Some experts are worried that the recent U.S. Supreme Court decision allowing Indiana to require voters to present government-issued identification will confuse matters further, deterring voters even in states that don’t have such strict requirements.

Foundations that are trying to fix the election system express concern that the people they are trying to get to the polls will give up on voting if they find it too complicated or lose confidence in the results.

“If we could repair the systems, over time we wouldn’t have to spend so much time on voter mobilization,” says Nancy Youman, deputy director of U.S. programs for the Open Society Institute, which has contributed $1-million to the Election Administration Fund.

Other donors to the fund include the Atlantic Philanthropies, the Carnegie Corporation, and the HKH Foundation, all in New York, and the Cedar Tree Foundation, in Boston. Additional money, half of the total, has been provided by the Democracy Alliance, in Washington, a group of wealthy individuals who give to liberal causes and organizations, Ms. Versaci says.

Most of the money goes to the Advancement Project, a racial-justice group in Washington; he Brennan Center for Justice at New York University; the Lawyers’ Committee for Civil Rights Under Law, in Washington; and Project Vote, in Washington and Little Rock, Ark., which promotes voting in poor and minority neighborhoods.


Those groups, other grant recipients, and donors meet regularly to coordinate how best to raise public awareness or respond to decisions by election officials or courts, Ms. Versaci says.

The fund’s immediate goal is to ensure that the 2008 election goes smoothly, but it also hopes to raise money to “set the stage for longer-term election reform,” she says.

The Pew Charitable Trusts has committed more than $20-million since 2000 to projects to fix the nation’s election system, says Michael Caudell-Feagan, director of the foundation’s Make Voting Work project in Washington.

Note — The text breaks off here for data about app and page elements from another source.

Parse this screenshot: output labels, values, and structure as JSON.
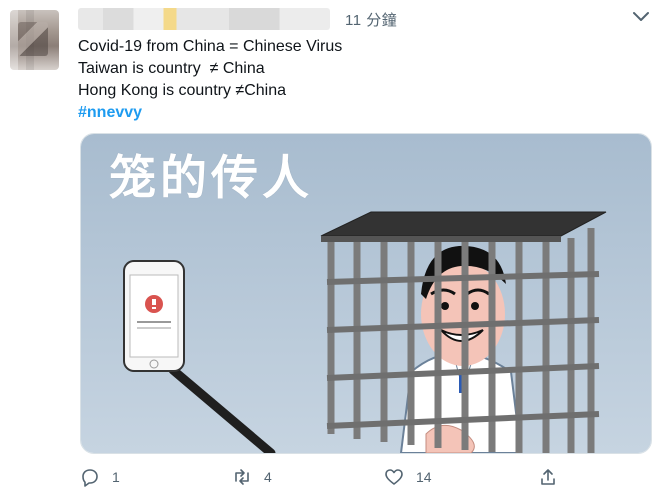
{
  "tweet": {
    "timestamp": "11 分鐘",
    "lines": [
      "Covid-19 from China = Chinese Virus",
      "Taiwan is country  ≠ China",
      "Hong Kong is country ≠China"
    ],
    "hashtag": "#nnevvy",
    "media": {
      "title": "笼的传人"
    }
  },
  "actions": {
    "reply_count": "1",
    "retweet_count": "4",
    "like_count": "14"
  },
  "colors": {
    "hashtag": "#1d9bf0",
    "secondary_text": "#536471",
    "media_background": "#b4c6d8"
  }
}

“Foundations over recent election cycles have become aware that we need to fix the base elements of the way the election system performed so that those already energized and mobilized to vote will come away with some level of confidence in the integrity of the election system,” says Mr. Caudell-Feagan.

Among the grants that Pew has awarded since January with the JEHT Foundation:


  • Almost $670,000 to a variety of groups — including the Massachusetts Institute of Technology; the secretary of state’s offices in Washington, Ohio, and Minnesota; the U.S. Postal Service; and the Overseas Vote Foundation — to assess ways to improve voter-registration systems. The foundations say many registration rolls are created from “piecemeal data” that “fail to keep pace with a mobile society.”
  • Almost $570,000 to Ball State University, Rice University, and the University of Tennessee to work with local election officials to design alternatives to “overcrowded, inconveniently located, or poorly designed” polling places.

  • More than $240,000 to the California Institute of Technology to evaluate a Pew-supported project to test the effectiveness of including voter-registration forms in change-of-address packets that are sent by the U.S. Postal Service to people who are moving.

Some of the work will carry over into 2009 and 2010 because fixing the election system will be a long-term project, Mr. Caudell-Feagan says.

And he remains worried about this November. “We use the rhetoric that every vote counts,” he says. “But that’s not backed by a system that’s prepared to handle a significant turnout.”